Interview: Truong Quang Nghia
What factors lay behind the privatisation of key state-owned enterprises (SOEs)?
TROUNG QUANG NGHIA: Restructuring SOEs with a focus on state economic groups and corporations has been identified by the party and the government as one of the three key missions in the process of restructuring and improving the competitiveness of our economy. The Ministry of Transport always pays attention when equitising an SOE and proposing the investment opportunities to both domestic and foreign investors. Investors must have the financial capacity and written commitment from competent persons that it will support and act in the long-term interest of the SOE with regards to transferring new technologies, training human resources, improving financial capacity and corporate governance, supplying raw materials, and developing the product consumption market in order to become strategic investors in the business.
In recent years some of the MoT’s businesses, such as Vietnam Airlines, have completed negotiations and signed with Japan’s All Nippon Airways. The Japanese carrier has officially become a strategic shareholder in Vietnam Airlines and will participate in its management and invest in its business development. This is one of the important factors contributing to the success of the equitisation process for SOEs. In the near future the MoT will continue to pay attention and create favourable conditions for the purchase of shares by strategic investors in equitised state enterprises.
How can the MoT secure additional public-private partnerships (PPPs) for transport projects?
NGHIA: Countries in general, especially the developing ones, are always faced with the challenge of meeting investment requirements and extending resource capabilities, as there is always a shortage of public investment for infrastructure development. For Vietnam, the investment required for transport infrastructure development from 2016 to 2020 is approximately VND950trn ($42.5bn), while public investment meets only around 26% of this. In this context, the government found it crucial to call for private sector investment in order to successfully implement infrastructure developments with a specific focus on transport infrastructure.
To further attract investment from the private sector we need to focus on overcoming some difficulties. For instance, institutional policies are considered key to accelerating and successfully implementing the mobilisation of private investment. The government has been very careful when making changes to legislation, such as its issuance of Decree No 15/2015/ ND-CP dated February 14, 2015 on investment in the form of PPPs and Decree No 30/2015/ND-CP dated March 17, 2015 on investor selection. These decrees are now in line with international practices so that projects to be carried out under the PPP model can be offered to the international market, thus attracting foreign capital and investors. However, aside from implementation, attracting foreign investors and capital is difficult and the government is continuing to study risk sharing and guarantee mechanisms for the projects to ensure their feasibility in line with the scale and creditworthiness indicators and characteristics of Vietnam’s economy.

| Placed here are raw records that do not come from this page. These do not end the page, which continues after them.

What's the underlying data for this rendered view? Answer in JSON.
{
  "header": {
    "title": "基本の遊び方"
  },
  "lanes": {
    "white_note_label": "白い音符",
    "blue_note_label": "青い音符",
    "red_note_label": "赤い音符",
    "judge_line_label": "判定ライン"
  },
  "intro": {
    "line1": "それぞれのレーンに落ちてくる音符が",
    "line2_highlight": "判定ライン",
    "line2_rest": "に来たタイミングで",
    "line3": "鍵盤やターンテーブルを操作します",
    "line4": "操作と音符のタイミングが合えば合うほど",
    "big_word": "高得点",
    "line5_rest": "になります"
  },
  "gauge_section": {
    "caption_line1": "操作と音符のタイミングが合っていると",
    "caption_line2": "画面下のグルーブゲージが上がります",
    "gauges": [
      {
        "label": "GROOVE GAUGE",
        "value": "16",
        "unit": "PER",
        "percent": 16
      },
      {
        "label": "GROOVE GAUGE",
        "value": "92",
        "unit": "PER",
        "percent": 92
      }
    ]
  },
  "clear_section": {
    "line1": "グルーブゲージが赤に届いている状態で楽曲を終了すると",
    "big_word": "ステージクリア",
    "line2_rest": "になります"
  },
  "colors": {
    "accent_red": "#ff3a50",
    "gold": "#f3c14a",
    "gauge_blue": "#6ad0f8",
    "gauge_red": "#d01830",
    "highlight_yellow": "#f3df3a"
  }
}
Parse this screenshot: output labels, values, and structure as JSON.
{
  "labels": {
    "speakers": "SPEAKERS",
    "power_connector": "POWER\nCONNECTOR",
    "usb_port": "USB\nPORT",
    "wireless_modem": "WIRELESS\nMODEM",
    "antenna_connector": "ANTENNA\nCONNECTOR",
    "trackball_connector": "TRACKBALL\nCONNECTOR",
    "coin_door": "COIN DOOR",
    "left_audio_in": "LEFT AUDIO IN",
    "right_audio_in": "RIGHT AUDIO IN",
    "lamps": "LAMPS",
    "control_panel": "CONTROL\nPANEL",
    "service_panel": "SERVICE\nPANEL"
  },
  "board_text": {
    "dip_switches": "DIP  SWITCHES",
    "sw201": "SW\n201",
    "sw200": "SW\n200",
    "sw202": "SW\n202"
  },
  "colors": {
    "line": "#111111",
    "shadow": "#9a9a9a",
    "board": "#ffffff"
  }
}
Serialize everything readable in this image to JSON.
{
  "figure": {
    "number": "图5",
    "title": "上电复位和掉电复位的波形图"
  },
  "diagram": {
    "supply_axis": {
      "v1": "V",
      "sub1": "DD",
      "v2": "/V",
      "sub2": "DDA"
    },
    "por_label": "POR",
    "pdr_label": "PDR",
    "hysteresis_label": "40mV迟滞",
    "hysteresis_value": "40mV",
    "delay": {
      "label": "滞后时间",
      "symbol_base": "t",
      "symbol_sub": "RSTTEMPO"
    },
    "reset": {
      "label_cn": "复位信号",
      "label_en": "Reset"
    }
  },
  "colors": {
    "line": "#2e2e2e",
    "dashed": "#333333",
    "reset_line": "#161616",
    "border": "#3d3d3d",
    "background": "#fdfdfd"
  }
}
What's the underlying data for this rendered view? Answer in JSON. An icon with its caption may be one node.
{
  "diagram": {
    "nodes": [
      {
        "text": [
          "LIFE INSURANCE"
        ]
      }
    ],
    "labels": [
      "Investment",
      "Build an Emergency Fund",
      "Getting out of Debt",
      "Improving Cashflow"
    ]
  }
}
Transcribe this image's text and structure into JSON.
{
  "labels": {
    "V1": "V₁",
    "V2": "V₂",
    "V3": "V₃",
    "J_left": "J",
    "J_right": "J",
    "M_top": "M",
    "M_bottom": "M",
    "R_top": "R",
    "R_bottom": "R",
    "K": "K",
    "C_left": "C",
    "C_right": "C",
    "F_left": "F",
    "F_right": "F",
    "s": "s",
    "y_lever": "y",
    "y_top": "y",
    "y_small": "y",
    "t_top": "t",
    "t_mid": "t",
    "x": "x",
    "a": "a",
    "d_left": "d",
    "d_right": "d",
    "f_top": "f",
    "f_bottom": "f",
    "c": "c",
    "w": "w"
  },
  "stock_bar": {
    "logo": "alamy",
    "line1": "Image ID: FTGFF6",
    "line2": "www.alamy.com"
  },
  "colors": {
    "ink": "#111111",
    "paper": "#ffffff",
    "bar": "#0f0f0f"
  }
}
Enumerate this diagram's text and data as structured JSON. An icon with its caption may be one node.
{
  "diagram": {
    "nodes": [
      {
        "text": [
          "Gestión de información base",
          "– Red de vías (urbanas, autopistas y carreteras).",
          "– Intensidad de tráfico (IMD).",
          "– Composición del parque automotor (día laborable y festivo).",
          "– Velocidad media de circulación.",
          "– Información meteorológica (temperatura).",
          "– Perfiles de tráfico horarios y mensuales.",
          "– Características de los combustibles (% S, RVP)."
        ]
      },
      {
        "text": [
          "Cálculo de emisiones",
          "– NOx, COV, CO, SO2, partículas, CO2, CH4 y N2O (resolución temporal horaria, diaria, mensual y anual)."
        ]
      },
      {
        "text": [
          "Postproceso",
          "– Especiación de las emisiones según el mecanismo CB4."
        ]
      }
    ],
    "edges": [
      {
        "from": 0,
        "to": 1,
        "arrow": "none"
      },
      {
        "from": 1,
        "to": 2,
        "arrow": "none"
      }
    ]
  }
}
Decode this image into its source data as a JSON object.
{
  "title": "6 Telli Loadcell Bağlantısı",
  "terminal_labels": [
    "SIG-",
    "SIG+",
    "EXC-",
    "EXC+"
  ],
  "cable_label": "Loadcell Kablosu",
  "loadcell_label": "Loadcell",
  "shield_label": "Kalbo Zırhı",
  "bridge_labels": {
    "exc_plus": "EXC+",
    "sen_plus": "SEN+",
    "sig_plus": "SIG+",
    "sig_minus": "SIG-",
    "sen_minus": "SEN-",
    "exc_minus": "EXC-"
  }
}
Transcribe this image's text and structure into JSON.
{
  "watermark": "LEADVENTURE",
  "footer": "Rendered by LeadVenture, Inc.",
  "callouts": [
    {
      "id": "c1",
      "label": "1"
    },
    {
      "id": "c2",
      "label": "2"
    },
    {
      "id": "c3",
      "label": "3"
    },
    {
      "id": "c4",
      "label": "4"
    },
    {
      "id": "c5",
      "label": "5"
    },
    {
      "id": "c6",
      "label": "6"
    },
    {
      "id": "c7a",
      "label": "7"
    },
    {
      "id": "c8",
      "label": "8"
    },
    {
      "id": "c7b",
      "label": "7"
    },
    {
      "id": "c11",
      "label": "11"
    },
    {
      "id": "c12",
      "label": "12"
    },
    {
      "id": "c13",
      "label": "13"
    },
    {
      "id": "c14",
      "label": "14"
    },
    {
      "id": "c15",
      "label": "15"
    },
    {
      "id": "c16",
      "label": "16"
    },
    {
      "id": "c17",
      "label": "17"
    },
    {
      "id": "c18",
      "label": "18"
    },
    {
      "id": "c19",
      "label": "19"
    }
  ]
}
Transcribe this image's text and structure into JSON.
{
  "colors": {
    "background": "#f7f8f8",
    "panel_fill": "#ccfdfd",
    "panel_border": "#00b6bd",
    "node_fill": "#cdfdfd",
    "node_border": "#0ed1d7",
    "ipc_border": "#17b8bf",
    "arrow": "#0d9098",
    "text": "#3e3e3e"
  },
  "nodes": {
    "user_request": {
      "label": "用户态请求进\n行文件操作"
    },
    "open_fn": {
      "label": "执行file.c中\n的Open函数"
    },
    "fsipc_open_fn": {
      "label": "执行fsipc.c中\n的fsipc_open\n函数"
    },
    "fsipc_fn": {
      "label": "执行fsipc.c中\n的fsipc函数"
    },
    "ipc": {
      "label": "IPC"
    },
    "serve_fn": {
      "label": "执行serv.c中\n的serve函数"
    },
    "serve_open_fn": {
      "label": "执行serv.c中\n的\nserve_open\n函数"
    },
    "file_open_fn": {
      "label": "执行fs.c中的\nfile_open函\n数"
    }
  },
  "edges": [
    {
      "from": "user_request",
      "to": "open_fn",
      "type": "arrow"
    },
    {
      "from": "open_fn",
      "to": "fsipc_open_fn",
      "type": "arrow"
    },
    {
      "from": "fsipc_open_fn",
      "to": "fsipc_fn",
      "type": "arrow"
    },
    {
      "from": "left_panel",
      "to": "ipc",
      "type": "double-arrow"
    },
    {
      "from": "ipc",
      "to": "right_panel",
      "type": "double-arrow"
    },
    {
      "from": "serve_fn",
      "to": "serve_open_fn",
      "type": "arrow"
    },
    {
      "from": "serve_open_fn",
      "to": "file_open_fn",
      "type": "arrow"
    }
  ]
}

Another decisive factor of a project’s viability is funding. Projects under the PPP model can be implemented only when there is a feasible financial plan and proven credit funds. Because projects require the participation of state capital to ensure their financial viability the MoT has petitioned the government and the Congress to prioritise its budget balance. Regarding loans, we continue to work with the State Bank of Vietnam, and related ministries and agencies, to develop a suitable risk-sharing mechanism in concordance with international practices and conditions specific to Vietnam to ensure the mobilisation of long-term credit funds, especially foreign loans.